Food Safety Practices



How to prevent food from being contaminated.

1. Separate them
Separate raw foods from cooked foods and store them at refrigeration temperature. You should also separate raw meat, fish and eggs in shell as well as vegetables.

Refrigerate food quickly because cold temperatures keep most harmful bacteria from multiplying. If you accidentally break an egg, don’t keep it in the fridge to be used later.

2. Wrap and cover
Cooked foods should be protected from external contamination by wrapping or covering it. Plastic or metal Tupperware and a bowl with a lid are fine.

Cooked foods should not be stored at room temperature or higher) unless they are consumed very quickly (maximum within 30 minutes). They should be stored at low temperatures and then re-heated before consumption.
Alternatively cooked products to be consumed warm can be stored at more than 60°C.
It is very dangerous to store cooked foods at 40°C, as many caterers do, because this temperature allows bacteria to grow very quickly.


3. Defrost tips
Defrost frozen foods at refrigeration temperatures and not at room temperature as some pathogenic bacteria in food can double even at low temperatures. The more bacteria there is, the greater the chance you could become sick.

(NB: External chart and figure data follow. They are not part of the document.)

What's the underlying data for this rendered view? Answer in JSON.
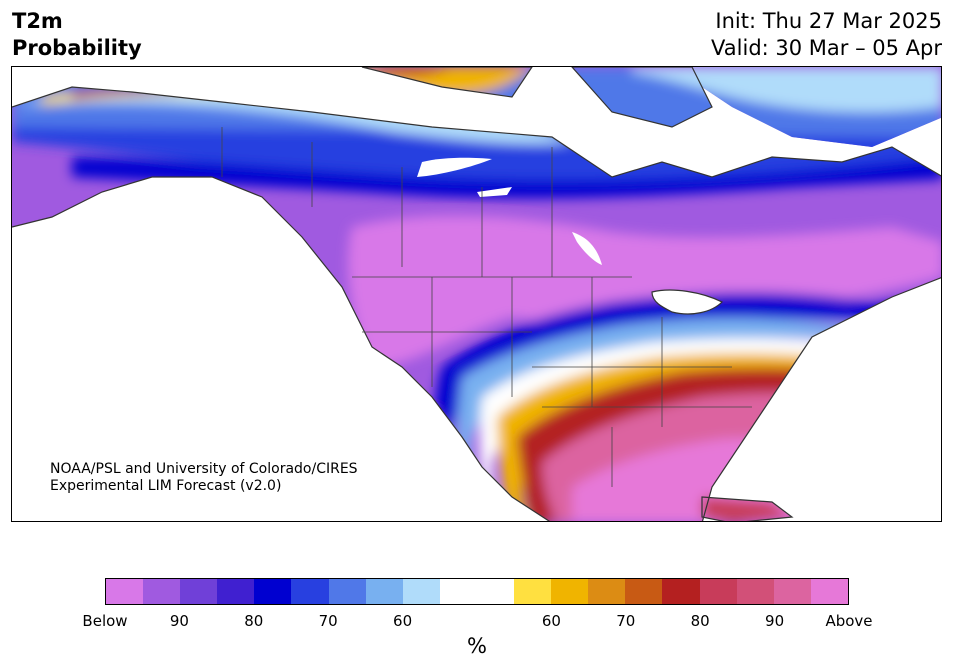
{
  "title": {
    "left_line1": "T2m",
    "left_line2": "Probability",
    "init": "Init: Thu 27 Mar 2025",
    "valid": "Valid: 30 Mar – 05 Apr"
  },
  "credit": {
    "line1": "NOAA/PSL and University of Colorado/CIRES",
    "line2": "Experimental LIM Forecast (v2.0)"
  },
  "colorbar": {
    "unit": "%",
    "colors": [
      "#d878e8",
      "#a05ae0",
      "#7040d8",
      "#4020d0",
      "#0000d0",
      "#2840e0",
      "#5078e8",
      "#78b0f0",
      "#b0dcfa",
      "#ffffff",
      "#ffffff",
      "#ffe040",
      "#f0b400",
      "#dc8c14",
      "#c85a14",
      "#b42020",
      "#c83c5a",
      "#d25078",
      "#dc64a0",
      "#e678d8"
    ],
    "ticks": [
      "Below",
      "90",
      "80",
      "70",
      "60",
      "60",
      "70",
      "80",
      "90",
      "Above"
    ]
  },
  "colors": {
    "cold_extreme": "#d878e8",
    "cold_strong": "#7040d8",
    "cold_core": "#0000d0",
    "warm_core": "#b42020",
    "warm_extreme": "#e678d8"
  }
}
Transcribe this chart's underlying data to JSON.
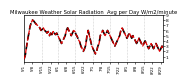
{
  "title": "Milwaukee Weather Solar Radiation  Avg per Day W/m2/minute",
  "title_fontsize": 3.8,
  "line_color": "#DD0000",
  "black_color": "#000000",
  "background_color": "#ffffff",
  "ylim": [
    0,
    9
  ],
  "yticks": [
    1,
    2,
    3,
    4,
    5,
    6,
    7,
    8,
    9
  ],
  "ytick_fontsize": 3.2,
  "xtick_fontsize": 2.8,
  "vline_color": "#aaaaaa",
  "x_values": [
    0,
    1,
    2,
    3,
    4,
    5,
    6,
    7,
    8,
    9,
    10,
    11,
    12,
    13,
    14,
    15,
    16,
    17,
    18,
    19,
    20,
    21,
    22,
    23,
    24,
    25,
    26,
    27,
    28,
    29,
    30,
    31,
    32,
    33,
    34,
    35,
    36,
    37,
    38,
    39,
    40,
    41,
    42,
    43,
    44,
    45,
    46,
    47,
    48,
    49,
    50,
    51,
    52,
    53,
    54,
    55,
    56,
    57,
    58,
    59,
    60,
    61,
    62,
    63,
    64,
    65,
    66,
    67,
    68,
    69,
    70,
    71,
    72,
    73,
    74,
    75,
    76,
    77,
    78,
    79,
    80,
    81,
    82,
    83,
    84,
    85,
    86,
    87,
    88,
    89,
    90,
    91,
    92,
    93,
    94,
    95,
    96,
    97,
    98,
    99,
    100,
    101,
    102,
    103,
    104,
    105,
    106,
    107,
    108,
    109,
    110,
    111,
    112,
    113,
    114,
    115
  ],
  "y_values": [
    0.5,
    1.2,
    2.8,
    4.2,
    5.5,
    6.8,
    7.5,
    8.0,
    7.8,
    7.5,
    7.2,
    7.0,
    6.8,
    6.5,
    6.0,
    6.2,
    6.5,
    6.0,
    5.8,
    5.5,
    5.8,
    5.0,
    5.5,
    5.2,
    5.8,
    5.5,
    5.2,
    5.5,
    5.0,
    4.5,
    4.0,
    3.5,
    4.0,
    4.5,
    5.0,
    6.0,
    6.5,
    6.0,
    5.5,
    5.0,
    5.5,
    6.0,
    5.8,
    5.2,
    4.8,
    4.2,
    3.8,
    3.0,
    2.5,
    2.0,
    2.5,
    3.2,
    5.0,
    6.0,
    5.0,
    4.0,
    3.0,
    2.5,
    2.0,
    1.5,
    2.0,
    3.0,
    3.5,
    5.0,
    5.5,
    6.0,
    5.5,
    5.0,
    5.5,
    6.0,
    5.5,
    5.0,
    4.5,
    4.0,
    3.5,
    3.0,
    3.5,
    4.0,
    4.5,
    5.0,
    6.0,
    6.5,
    6.0,
    5.5,
    5.0,
    4.5,
    5.0,
    5.5,
    5.0,
    4.5,
    5.0,
    4.5,
    4.0,
    3.5,
    4.0,
    4.5,
    4.0,
    3.5,
    3.0,
    3.5,
    4.0,
    3.5,
    3.0,
    2.5,
    3.0,
    3.5,
    3.0,
    2.5,
    3.0,
    3.5,
    3.0,
    2.5,
    2.0,
    2.5,
    3.0,
    2.5
  ],
  "vlines_x": [
    15,
    28,
    42,
    57,
    71,
    85,
    99
  ],
  "xtick_positions": [
    0,
    7,
    15,
    22,
    28,
    35,
    42,
    49,
    57,
    64,
    71,
    78,
    85,
    92,
    99,
    106,
    113
  ],
  "xtick_labels": [
    "5/1",
    "5/8",
    "5/15",
    "5/22",
    "6/1",
    "6/8",
    "6/15",
    "6/22",
    "7/1",
    "7/8",
    "7/15",
    "7/22",
    "8/1",
    "8/8",
    "8/15",
    "8/22",
    "8/29"
  ]
}
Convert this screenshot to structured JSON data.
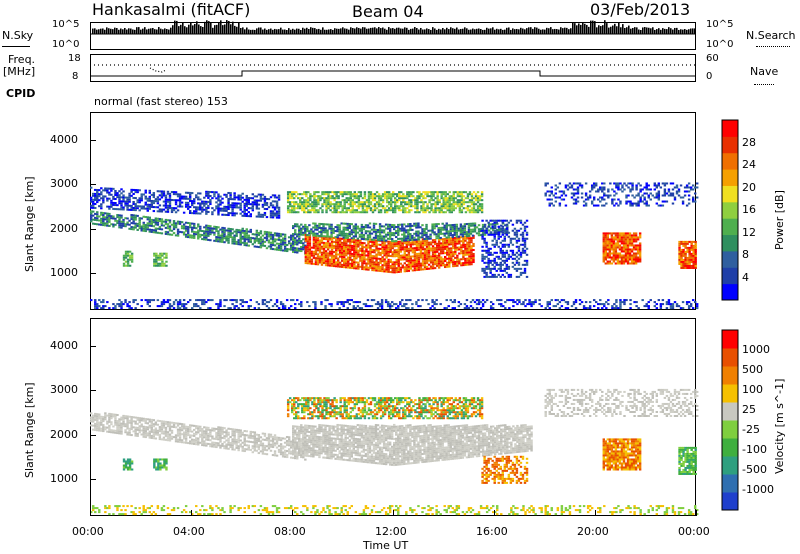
{
  "header": {
    "station": "Hankasalmi (fitACF)",
    "beam": "Beam 04",
    "date": "03/Feb/2013"
  },
  "top_panels": {
    "nsky_label": "N.Sky",
    "nsearch_label": "N.Search",
    "freq_label_1": "Freq.",
    "freq_label_2": "[MHz]",
    "nave_label": "Nave",
    "cpid_label": "CPID",
    "cpid_text": "normal (fast stereo) 153",
    "nsky_ticks": [
      "10^5",
      "10^0"
    ],
    "nsearch_ticks": [
      "10^5",
      "10^0"
    ],
    "freq_ticks": [
      "18",
      "8"
    ],
    "nave_ticks": [
      "60",
      "0"
    ]
  },
  "chart_data": [
    {
      "type": "heatmap",
      "name": "power",
      "ylabel": "Slant Range [km]",
      "yticks": [
        "4000",
        "3000",
        "2000",
        "1000"
      ],
      "ytick_values": [
        4000,
        3000,
        2000,
        1000
      ],
      "ylim": [
        180,
        4620
      ],
      "xlim": [
        0,
        24
      ],
      "colorbar_label": "Power [dB]",
      "colorbar_ticks": [
        "28",
        "24",
        "20",
        "16",
        "12",
        "8",
        "4"
      ],
      "colorbar_colors": [
        "#0000ff",
        "#1f3fa8",
        "#2f5f9f",
        "#2f8f5f",
        "#4faf4f",
        "#8fcf3f",
        "#f0e020",
        "#f5a000",
        "#f07000",
        "#e83000",
        "#ff0000"
      ]
    },
    {
      "type": "heatmap",
      "name": "velocity",
      "ylabel": "Slant Range [km]",
      "yticks": [
        "4000",
        "3000",
        "2000",
        "1000"
      ],
      "ytick_values": [
        4000,
        3000,
        2000,
        1000
      ],
      "ylim": [
        180,
        4620
      ],
      "xlim": [
        0,
        24
      ],
      "colorbar_label": "Velocity [m s^-1]",
      "colorbar_ticks": [
        "1000",
        "500",
        "100",
        "25",
        "-25",
        "-100",
        "-500",
        "-1000"
      ],
      "colorbar_colors": [
        "#1f3fcc",
        "#2f6fb0",
        "#2f9f7f",
        "#3faf3f",
        "#7fcf3f",
        "#c8c8c0",
        "#f5c000",
        "#f08000",
        "#e85000",
        "#ff0000"
      ]
    }
  ],
  "xaxis": {
    "label": "Time UT",
    "ticks": [
      "00:00",
      "04:00",
      "08:00",
      "12:00",
      "16:00",
      "20:00",
      "00:00"
    ],
    "tick_hours": [
      0,
      4,
      8,
      12,
      16,
      20,
      24
    ]
  }
}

 4. Wash hands and utensils
Wash your hands before preparing food and always use clean utensils such as cutting boards, plates, knives, kitchen scissors, forks, spoons and containers.


 5. Don’t cross-contaminate
Do not use tools or utensils used to prepare raw foods such as meat, fish, and vegetables, to prepare cooked foods.

This allows a risk of cross-contamination of a cooked product, which favours bacterial growth as it is without its own competitive flora.
When handling raw meat, poultry, seafood and eggs, keep these foods and their juices away from ready-to-eat foods.


 6. Shelf life
Eat food during their shelf-life, that is before the “use by” date or the “best before” date. Never buy too much food with a long shelf-life and never buy food too close to its “use by” date.


 7. Raw food
Cook raw meat and raw fish at proper temperatures (minimum 70°C for meat). Boil raw milk and that include your goat or cow’s milk that is delivered to your home.


 8. Wash before eating
Wash fruit and vegetables before eating. If you cannot peel them, disinfect with chlorinated products.


 9. Proper disposal
Waste disposal of meat, vegetables and raw fish must be carried out immediately in the appropriate containers both in the kitchens of restaurants and domestic kitchens. Even left-over cooked products that are no longer used must be disposed of quickly to prevent bacteria growing.


10. Four key words
                                                                      
The four key words for food safety — clean, separate, cook and chill.